Entre 2021 et 2024, l’Ifremer et le laboratoire EPOC ont analysé les eaux et les coquillages de 30 sites côtiers français. Des dizaines de substances chimiques, pour la plupart non réglementées, polluent l’ensemble du littoral. Des pesticides interdits, des résidus de médicaments, des antifoulings marins, le tout dans des proportions qui pourraient menacer la biodiversité et la santé humaine.
Sous la surface paisible des côtes françaises, c’est un cocktail chimique permanent que révèle une étude conjointe de l’Ifremer et du laboratoire EPOC, relayée par Le Monde. Menée sur trois ans, elle révèle la présence massive de substances organiques d’« intérêt émergent », parmi lesquelles des pesticides obsolètes et des médicaments d’usage courant, détectés sur l’ensemble des zones surveillées. En moyenne, 15 substances sont identifiées par site, parfois jusqu’à 80 % d’entre elles sur certains littoraux.

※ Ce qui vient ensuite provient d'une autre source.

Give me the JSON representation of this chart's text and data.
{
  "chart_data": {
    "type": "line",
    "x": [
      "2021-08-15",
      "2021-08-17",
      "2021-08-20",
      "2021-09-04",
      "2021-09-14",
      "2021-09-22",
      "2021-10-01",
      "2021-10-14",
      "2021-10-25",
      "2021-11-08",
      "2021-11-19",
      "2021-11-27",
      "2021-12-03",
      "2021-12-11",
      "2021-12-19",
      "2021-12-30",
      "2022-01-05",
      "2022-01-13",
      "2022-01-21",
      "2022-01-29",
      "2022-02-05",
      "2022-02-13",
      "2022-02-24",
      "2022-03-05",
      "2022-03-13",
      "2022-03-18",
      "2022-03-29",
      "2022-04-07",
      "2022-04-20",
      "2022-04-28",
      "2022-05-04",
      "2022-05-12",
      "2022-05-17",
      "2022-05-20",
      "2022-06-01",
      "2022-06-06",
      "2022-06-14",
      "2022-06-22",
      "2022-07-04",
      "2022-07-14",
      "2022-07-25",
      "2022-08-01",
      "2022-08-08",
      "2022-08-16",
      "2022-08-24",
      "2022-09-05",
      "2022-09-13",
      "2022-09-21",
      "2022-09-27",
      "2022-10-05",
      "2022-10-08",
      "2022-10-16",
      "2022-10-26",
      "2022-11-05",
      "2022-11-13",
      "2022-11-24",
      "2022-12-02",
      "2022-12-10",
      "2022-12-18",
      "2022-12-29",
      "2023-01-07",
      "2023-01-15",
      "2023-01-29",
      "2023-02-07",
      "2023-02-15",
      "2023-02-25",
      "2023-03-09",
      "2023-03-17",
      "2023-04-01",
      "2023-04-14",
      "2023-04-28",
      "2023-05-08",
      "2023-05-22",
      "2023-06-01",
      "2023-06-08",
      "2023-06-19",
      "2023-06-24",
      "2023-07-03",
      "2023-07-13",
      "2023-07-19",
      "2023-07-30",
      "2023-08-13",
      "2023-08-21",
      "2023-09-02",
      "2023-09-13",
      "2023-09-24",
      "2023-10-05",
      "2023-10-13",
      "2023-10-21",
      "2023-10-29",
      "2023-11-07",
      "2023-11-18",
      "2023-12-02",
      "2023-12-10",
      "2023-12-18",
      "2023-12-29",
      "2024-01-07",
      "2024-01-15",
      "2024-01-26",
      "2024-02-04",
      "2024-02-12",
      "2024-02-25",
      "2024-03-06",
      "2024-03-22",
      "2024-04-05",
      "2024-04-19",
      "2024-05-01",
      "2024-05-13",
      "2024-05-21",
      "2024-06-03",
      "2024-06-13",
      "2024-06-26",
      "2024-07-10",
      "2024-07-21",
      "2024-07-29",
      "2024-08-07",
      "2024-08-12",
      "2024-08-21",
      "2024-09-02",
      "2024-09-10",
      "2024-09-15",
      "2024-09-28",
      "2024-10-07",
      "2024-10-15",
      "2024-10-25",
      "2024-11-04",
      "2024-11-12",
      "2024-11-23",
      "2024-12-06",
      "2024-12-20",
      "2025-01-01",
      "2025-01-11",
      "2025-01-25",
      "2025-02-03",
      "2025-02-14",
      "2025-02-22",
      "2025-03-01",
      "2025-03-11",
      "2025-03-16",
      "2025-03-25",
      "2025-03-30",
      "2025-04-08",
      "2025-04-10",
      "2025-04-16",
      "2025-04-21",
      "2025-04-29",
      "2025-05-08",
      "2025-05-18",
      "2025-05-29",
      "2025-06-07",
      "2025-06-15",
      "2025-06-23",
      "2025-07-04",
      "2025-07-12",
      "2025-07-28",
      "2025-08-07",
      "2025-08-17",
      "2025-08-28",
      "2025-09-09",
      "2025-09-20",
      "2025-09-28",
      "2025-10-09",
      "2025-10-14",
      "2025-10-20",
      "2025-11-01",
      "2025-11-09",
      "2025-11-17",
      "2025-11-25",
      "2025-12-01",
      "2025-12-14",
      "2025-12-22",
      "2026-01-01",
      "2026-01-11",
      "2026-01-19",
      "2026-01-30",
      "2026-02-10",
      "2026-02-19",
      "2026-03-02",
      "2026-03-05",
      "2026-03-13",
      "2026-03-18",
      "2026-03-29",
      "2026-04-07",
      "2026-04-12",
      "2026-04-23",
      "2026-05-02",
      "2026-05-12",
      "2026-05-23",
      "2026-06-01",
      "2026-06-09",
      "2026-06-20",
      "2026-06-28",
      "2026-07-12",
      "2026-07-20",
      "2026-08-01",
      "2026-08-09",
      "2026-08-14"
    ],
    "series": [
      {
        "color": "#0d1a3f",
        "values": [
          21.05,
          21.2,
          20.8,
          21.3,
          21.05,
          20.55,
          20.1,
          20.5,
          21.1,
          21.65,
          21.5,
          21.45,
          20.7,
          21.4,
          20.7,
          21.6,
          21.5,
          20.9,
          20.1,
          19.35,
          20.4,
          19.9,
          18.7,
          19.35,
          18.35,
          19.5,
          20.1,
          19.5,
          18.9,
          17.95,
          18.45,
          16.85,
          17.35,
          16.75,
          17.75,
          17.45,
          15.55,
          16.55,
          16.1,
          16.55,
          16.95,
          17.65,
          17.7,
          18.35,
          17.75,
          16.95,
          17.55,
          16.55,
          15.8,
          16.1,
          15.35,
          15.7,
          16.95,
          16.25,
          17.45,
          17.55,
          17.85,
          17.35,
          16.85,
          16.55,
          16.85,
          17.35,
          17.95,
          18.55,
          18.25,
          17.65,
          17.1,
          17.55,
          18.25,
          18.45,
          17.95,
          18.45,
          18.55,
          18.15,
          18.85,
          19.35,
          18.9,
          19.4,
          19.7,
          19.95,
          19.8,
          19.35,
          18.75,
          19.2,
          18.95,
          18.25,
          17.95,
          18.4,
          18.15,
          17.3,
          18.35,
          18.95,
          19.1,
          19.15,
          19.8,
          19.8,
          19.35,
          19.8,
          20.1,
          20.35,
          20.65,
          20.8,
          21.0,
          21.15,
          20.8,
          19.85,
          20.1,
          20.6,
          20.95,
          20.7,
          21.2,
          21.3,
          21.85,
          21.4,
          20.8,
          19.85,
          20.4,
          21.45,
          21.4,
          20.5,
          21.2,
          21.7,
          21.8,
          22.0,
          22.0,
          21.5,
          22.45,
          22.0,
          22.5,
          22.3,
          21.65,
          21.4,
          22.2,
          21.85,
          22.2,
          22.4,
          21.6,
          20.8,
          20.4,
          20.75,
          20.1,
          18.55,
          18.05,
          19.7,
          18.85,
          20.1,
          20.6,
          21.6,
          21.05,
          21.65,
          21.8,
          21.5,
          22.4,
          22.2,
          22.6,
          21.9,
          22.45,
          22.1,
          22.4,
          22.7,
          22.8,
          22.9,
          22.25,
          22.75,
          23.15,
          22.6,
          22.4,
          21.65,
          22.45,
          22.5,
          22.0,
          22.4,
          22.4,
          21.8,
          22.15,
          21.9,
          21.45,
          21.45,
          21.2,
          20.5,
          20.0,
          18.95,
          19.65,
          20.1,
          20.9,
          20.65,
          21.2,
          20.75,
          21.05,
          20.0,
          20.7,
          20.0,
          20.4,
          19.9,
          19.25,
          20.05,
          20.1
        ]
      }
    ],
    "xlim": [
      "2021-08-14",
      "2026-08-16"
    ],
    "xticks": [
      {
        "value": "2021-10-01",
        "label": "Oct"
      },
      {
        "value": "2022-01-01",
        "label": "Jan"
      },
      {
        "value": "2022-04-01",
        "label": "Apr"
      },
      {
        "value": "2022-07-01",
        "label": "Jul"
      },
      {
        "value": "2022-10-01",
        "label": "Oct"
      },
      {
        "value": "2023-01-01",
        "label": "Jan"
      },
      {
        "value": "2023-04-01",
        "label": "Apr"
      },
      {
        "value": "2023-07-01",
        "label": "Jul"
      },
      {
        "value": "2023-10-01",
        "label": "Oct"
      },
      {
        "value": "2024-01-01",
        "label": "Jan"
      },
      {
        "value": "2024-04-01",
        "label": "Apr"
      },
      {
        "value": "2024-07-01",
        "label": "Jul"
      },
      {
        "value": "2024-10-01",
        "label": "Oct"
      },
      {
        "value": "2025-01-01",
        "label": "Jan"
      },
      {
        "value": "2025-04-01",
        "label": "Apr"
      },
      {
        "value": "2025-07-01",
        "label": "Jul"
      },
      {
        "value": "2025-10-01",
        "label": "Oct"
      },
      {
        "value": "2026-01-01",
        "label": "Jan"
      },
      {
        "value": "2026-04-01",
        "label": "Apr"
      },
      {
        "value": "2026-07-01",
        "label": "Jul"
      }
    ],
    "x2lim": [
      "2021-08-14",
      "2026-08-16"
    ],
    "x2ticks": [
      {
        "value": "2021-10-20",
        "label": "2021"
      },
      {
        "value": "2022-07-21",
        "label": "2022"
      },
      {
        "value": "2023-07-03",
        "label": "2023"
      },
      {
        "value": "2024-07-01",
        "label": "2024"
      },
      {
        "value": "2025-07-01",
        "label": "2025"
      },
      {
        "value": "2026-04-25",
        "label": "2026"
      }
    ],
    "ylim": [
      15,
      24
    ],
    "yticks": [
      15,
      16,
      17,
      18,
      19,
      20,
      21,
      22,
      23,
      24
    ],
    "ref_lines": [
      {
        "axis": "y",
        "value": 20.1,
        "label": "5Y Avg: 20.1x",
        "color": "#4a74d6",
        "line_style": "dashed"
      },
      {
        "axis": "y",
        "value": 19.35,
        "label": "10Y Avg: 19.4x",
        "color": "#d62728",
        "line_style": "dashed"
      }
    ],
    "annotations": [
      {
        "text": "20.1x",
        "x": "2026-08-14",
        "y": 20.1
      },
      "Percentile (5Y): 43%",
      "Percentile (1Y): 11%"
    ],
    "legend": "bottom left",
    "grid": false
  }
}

L’atrazine, interdite en France depuis 2003, est encore omniprésente, retrouvée dans 70 % des analyses. On y croise aussi du paracétamol, de la carbamazépine ou de l’oxazépam, tous passés des boîtes à pharmacie aux estuaires. « Il nous manque encore des seuils robustes pour ça », reconnaît Isabelle Amouroux, responsable de l’unité « contamination chimique » à l’Ifremer. Autrement dit, on connaît les intrus, mais pas leurs effets concrets sur les écosystèmes ni sur notre santé.
Face à cette pollution invisible, les scientifiques appellent à renforcer la surveillance et à intégrer ces contaminants dans les normes environnementales. Car aujourd’hui, la réglementation laisse ces molécules voguer librement. « Si ce travail aboutit à intégrer ces polluants d’intérêt émergent dans la surveillance du littoral, ce sera une belle victoire », espère Marc Valmassoni, coordinateur eau et santé à la fondation Surfrider Europe.